1) No dia 12-02-2014, no âmbito dos autos de execução com o nº 232/14.4TBGMR, a que os presentes autos se encontram apensos, em que é exequente A. R., e executada X – Aluguer de Equipamento de Construção, Lda., foram penhorados os bens imóveis descritos nas verbas 1 e 13 do auto de penhora que consta a fls. 70 a 81 da execução apensa, constando, entre outros:
2) Verba 11: Prédio urbano composto por cada de dois pavimentos e logradouro, sito no Lugar ..., freguesia de ... (...), concelho de Guimarães, confronta a Norte com J. M., a Sul com M. C., Nascente com Estrada Nacional e Poente com F. F. e outro, inscrito na matriz predial urbana sob o artigo ... e descrito na Conservatória do Registo Predial ... sob o nº 294/... (...), com o valor patrimonial de € 49.393,83.
3) Foi dada à execução a sentença proferida em 7.11.2013, no Processo nº 66/10.5TCGMT, da 2ª Vara de Competência Mista de Guimarães - acção de impugnação pauliana intentada pelo exequente A. R., contra Y – Imobiliária, Lda., e X – Aluguer de Equipamentos de Construção, Lda., a qual declarou a ineficácia das compras e vendas ali identificadas, efectuadas entre as aludidas sociedades, e o direito do autor de obter a satisfação do seu crédito à custa de destes bens imóveis.
4) O exequente, A. R., pretende executar, no património da sociedade X, os imóveis melhor identificados na sentença dada à execução, entre os quais o descrito na Conservatória do Registo Predial ..., sob o nº 294/... (...).
5) Por sentença de 6.10.2006 foi homologado o acordo celebrado entre o exequente, A. R., e a sociedade Y – Imobiliária, Lda., representada por J. C., no qual esta se obrigou a marcar a escritura de compra e venda do pavilhão do Lote 13 e que caso a escritura não fosse outorgada, por causa imputável à sociedade Y – Imobiliária, Lda., esta obrigava-se a pagar ao exequente a quantia de € 134.675,43, acrescida de juros.
6) A sociedade Y – Imobiliária, Lda., não marcou a escritura de compra e venda, nem cumpriu as demais obrigações estabelecidas na aludida transacção homologada por sentença.
7) A sociedade Y – Imobiliária, Lda., representada por J. C., com vista a desviar o seu património para a sociedade X – Aluguer de Equipamentos de Construção, Lda., para prejudicar o exequente e demais credores, procedeu à venda dos seus imóveis à X, designadamente, por escritura pública, celebrada em 13 de Junho de 2007, o prédio urbano identificado em 2), conforme resulta da sentença dada à execução, cujo teor se dá como integralmente reproduzido.
8) A sociedade Y – Imobiliária, Lda., foi constituída em 1994, sendo seus sócios e gerentes J. C., e o seu filho J. P..
9) No ano de 2012, a referida sociedade foi declarada insolvente, passando a ser administrada pelo administrador de insolvência Dr.

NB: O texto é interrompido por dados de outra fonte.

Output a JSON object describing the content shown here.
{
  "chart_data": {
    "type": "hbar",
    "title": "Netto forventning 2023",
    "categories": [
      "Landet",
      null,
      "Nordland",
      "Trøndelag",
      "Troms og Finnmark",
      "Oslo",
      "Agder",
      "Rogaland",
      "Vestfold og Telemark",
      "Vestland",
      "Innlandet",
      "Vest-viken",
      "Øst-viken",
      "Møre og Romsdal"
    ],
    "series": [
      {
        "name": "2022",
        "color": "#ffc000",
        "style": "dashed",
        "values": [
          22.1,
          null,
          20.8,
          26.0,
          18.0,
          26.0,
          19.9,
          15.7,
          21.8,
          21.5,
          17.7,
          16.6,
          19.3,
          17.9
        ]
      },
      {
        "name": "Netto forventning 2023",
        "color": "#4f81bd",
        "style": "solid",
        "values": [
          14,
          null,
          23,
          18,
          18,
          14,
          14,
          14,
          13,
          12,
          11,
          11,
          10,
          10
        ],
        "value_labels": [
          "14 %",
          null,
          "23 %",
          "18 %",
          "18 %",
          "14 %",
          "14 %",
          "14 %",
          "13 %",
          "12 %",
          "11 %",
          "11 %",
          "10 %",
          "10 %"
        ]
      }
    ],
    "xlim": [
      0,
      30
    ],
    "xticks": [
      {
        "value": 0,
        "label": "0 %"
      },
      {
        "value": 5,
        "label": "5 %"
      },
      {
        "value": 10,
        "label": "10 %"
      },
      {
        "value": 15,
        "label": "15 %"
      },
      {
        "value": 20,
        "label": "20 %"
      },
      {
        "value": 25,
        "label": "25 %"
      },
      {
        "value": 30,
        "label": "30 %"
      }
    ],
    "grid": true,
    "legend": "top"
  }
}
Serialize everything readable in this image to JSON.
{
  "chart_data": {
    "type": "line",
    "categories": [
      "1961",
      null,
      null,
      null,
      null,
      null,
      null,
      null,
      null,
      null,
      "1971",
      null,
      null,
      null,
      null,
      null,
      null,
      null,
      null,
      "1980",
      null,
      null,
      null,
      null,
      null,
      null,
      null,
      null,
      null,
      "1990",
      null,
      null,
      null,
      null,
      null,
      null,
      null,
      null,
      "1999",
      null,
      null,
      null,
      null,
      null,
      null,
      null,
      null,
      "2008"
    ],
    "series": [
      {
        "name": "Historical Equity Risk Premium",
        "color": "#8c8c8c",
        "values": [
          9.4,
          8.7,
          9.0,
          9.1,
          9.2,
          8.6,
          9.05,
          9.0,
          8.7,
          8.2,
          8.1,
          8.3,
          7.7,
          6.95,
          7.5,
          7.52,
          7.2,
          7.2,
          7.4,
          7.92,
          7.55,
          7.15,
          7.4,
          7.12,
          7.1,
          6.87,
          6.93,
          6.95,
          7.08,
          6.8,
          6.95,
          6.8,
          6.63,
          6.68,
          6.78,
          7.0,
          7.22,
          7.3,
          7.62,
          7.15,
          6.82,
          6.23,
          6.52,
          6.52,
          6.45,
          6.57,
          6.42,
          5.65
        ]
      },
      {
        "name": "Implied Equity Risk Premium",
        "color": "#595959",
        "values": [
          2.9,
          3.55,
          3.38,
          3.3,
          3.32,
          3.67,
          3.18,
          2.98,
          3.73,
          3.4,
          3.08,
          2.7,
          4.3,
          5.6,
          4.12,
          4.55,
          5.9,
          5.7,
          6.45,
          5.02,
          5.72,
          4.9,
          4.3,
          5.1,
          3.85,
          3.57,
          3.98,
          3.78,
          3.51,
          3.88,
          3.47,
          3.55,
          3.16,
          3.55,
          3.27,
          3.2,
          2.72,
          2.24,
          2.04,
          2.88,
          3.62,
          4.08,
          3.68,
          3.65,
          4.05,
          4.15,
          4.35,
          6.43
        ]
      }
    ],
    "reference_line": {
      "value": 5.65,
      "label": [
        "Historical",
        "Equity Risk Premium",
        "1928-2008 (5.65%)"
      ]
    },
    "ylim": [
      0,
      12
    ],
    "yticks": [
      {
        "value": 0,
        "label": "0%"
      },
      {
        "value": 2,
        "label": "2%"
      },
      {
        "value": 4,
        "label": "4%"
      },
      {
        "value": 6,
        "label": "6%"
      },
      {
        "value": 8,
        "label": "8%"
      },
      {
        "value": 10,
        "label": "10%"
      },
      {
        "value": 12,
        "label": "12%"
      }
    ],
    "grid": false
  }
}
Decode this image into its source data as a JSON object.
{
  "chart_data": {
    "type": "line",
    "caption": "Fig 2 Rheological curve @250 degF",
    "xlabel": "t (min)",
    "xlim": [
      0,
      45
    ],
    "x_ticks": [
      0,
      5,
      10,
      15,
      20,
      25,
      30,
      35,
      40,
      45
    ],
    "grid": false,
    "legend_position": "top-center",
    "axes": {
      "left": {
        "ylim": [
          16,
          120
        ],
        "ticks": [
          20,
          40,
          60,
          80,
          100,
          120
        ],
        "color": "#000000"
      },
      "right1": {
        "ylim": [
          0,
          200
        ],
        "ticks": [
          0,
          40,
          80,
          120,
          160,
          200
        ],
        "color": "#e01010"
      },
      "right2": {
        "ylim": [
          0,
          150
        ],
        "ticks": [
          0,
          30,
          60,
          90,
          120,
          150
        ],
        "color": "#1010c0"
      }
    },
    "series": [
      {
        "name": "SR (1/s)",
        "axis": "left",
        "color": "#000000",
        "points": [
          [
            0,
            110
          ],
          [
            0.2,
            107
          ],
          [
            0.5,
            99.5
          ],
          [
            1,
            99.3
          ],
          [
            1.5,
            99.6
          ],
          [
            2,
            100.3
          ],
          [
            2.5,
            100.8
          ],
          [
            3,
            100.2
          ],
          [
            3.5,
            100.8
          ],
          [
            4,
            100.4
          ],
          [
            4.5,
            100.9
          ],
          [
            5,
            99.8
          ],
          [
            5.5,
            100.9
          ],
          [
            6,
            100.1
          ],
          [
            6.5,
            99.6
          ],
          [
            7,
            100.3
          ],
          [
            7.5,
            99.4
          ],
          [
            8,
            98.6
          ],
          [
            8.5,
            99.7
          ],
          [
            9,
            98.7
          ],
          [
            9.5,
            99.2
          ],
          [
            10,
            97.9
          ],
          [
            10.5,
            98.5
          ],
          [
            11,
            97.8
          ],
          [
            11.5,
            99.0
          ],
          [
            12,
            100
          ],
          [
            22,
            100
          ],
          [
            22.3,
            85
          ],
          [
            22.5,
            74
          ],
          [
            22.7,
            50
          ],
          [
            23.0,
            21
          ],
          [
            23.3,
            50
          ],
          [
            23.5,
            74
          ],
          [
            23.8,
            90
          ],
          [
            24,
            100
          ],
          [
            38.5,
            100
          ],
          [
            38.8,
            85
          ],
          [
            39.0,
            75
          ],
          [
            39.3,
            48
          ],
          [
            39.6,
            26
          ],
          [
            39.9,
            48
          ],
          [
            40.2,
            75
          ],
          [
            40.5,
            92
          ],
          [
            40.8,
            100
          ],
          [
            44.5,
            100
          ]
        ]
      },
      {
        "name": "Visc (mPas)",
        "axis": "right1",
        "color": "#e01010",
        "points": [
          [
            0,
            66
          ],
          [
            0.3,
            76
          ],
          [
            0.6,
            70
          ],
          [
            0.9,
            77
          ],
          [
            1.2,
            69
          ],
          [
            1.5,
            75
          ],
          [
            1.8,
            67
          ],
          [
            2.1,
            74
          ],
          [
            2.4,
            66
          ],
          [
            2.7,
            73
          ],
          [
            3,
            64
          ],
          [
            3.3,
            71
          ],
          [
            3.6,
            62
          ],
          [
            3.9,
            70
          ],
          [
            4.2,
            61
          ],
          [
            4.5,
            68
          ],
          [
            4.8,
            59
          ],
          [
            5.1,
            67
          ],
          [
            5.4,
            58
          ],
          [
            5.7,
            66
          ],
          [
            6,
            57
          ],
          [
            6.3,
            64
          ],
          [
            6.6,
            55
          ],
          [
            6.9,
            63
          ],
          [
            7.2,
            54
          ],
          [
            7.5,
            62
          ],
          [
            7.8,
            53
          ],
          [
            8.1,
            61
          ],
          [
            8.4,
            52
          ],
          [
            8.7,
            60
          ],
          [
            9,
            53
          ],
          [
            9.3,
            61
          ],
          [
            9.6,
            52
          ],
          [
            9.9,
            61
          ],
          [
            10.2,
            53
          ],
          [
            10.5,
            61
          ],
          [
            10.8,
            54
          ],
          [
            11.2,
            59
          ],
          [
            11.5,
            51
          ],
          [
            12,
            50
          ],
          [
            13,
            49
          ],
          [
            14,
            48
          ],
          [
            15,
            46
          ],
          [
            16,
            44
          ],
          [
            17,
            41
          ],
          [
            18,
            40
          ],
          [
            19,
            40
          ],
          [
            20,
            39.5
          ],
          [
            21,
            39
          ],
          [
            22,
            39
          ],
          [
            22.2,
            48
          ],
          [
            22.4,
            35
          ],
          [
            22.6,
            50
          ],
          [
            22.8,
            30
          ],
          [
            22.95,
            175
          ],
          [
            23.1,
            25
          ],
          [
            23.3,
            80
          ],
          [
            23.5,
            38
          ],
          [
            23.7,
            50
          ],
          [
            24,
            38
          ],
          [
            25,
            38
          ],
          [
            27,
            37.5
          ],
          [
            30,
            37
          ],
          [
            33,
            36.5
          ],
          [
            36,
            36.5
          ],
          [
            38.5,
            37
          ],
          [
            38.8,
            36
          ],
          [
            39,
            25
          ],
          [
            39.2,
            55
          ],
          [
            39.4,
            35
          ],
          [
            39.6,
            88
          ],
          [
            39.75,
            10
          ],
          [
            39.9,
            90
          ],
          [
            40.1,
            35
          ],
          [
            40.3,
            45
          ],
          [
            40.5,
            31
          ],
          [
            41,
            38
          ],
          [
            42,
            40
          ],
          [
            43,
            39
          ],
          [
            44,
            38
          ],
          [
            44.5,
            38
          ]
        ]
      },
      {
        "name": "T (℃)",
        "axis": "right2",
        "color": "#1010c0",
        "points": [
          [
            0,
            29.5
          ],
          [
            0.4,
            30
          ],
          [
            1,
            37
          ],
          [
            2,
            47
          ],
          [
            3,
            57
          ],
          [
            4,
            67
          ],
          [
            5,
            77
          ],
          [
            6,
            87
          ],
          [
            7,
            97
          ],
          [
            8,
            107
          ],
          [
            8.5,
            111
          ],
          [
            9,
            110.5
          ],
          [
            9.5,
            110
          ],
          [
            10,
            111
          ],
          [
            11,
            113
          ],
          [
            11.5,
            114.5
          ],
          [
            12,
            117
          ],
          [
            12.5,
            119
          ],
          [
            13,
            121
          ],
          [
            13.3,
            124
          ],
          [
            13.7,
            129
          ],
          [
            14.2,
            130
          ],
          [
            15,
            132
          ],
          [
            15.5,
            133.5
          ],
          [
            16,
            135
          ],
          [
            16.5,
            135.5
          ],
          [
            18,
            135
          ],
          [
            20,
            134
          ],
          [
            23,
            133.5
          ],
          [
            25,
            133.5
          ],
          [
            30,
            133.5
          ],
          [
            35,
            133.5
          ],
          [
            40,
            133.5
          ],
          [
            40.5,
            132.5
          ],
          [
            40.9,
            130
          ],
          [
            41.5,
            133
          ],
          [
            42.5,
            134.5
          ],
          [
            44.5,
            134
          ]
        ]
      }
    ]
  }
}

J. A..
10) Pela Insc. 1 Ap. 29/20031013 foi inscrita a X – Aluguer de Equipamentos de Construção, Lda., com o objecto, entre outros, de “Compra e venda de bens imóveis”, constando como sócio e gerente N. F., conforme certidão junta a fls. 40 e seguintes, cujo teor se dá como integralmente reproduzido.
11) J. C. participou nos negócios invocados.
12) Por escritura pública de compra e venda, outorgada em 07.10.1971, no Cartório Notarial de Guimarães, os embargantes declararam comprar e José e mulher declararam vender um prédio rústico descrito na Conservatória do Registo Predial ... sob o n.º 26765, conforme documento junto a fls. 14/17, cujo teor se dá como integralmente reproduzido.
13) Os embargantes efectuaram o registo do mesmo a seu favor em 08.02.1972.
14) Em Novembro de 1972, os embargantes obtiveram, junto da Câmara Municipal de …, uma licença de construção.
15) Os Embargantes iniciaram a construção da sua casa de morada de família, obra essa que terminou no ano de 1972 e que deu origem à sua habitação, que ainda hoje está no local e que corresponde à descrição que dela consta do seu registo predial actual.
16) Os embargantes encontram-se a habitar a casa desde 1972.
17) No ano de 2000, o embargante marido tinha diversas dívidas fiscais e tributárias e bancárias e para evitar que o imóvel fosse penhorado para pagamento de tais dívidas, alienou-o.
18) Por escritura pública de compra e venda outorgada em 14.09.2000, no Segundo Cartório Notarial de …, os Embargantes declararam vender, pelo preço de 4.500.000$00 (22.445,91 €) à sociedade comercial “Y – Imobiliária, Lda.”, representada nesse acto pelo filho de ambos, J. P., o prédio identificado em 2).
19) No ano de 2007, a sociedade comercial Y começava a ter algumas dívidas e estava numa situação financeira bastante difícil, para evitar que o imóvel fosse penhorado e com as finalidades constantes em 7), alienou-o à executada, empresa cujo proprietário, N. F., é filho dos embargantes.
20) Por escritura pública de compra e venda, exarada em 13.06.2007, no Cartório Notarial de C. T., a sociedade comercial “Y – Imobiliária, Lda., neste acto representada pelo embargante marido na qualidade de gerente, declarou vender à sociedade comercial “X – Aluguer de Equipamentos de Construção, Limitada”, pelo preço de € 13.000,00.
21) No negócio identificado em 18), a sociedade nunca pagou qualquer quantia pelo preço, nem o imóvel foi vendido, tendo sido efectuado apenas com o intuito de prejudicar terceiros.
22) No negócio identificado em 20), o imóvel nunca foi pago o preço. 23) Em nenhuma das escrituras celebradas a vontade declarada correspondia à vontade dos contraentes.
24) Desde 1971, os embargantes gozaram de todas as utilidades do prédio, habitando-o, recebendo correio, aí recebendo visitas de amigos e familiares, procedendo a diversas obras de conservação e melhoramento, colhendo os seus frutos.
25) O que aconteceu sempre à vista e com conhecimento de toda a gente,
26) Sem oposição de ninguém, de forma ininterrupta, pagando os encargos com a luz, com a intenção e convicção de que exerciam um direito próprio.
27) A sede social da Y sempre se situou no imóvel identificado em 2).
*
B. E deu como não provado, com relevância para a decisão da causa, os restantes factos alegados na petição inicial, nomeadamente:

a) O imóvel identificado em 2) tem o valor de mercado de € 90.000,00.
*
V. Fundamentação de direito

1 – Da impugnação da decisão proferida sobre a matéria de facto.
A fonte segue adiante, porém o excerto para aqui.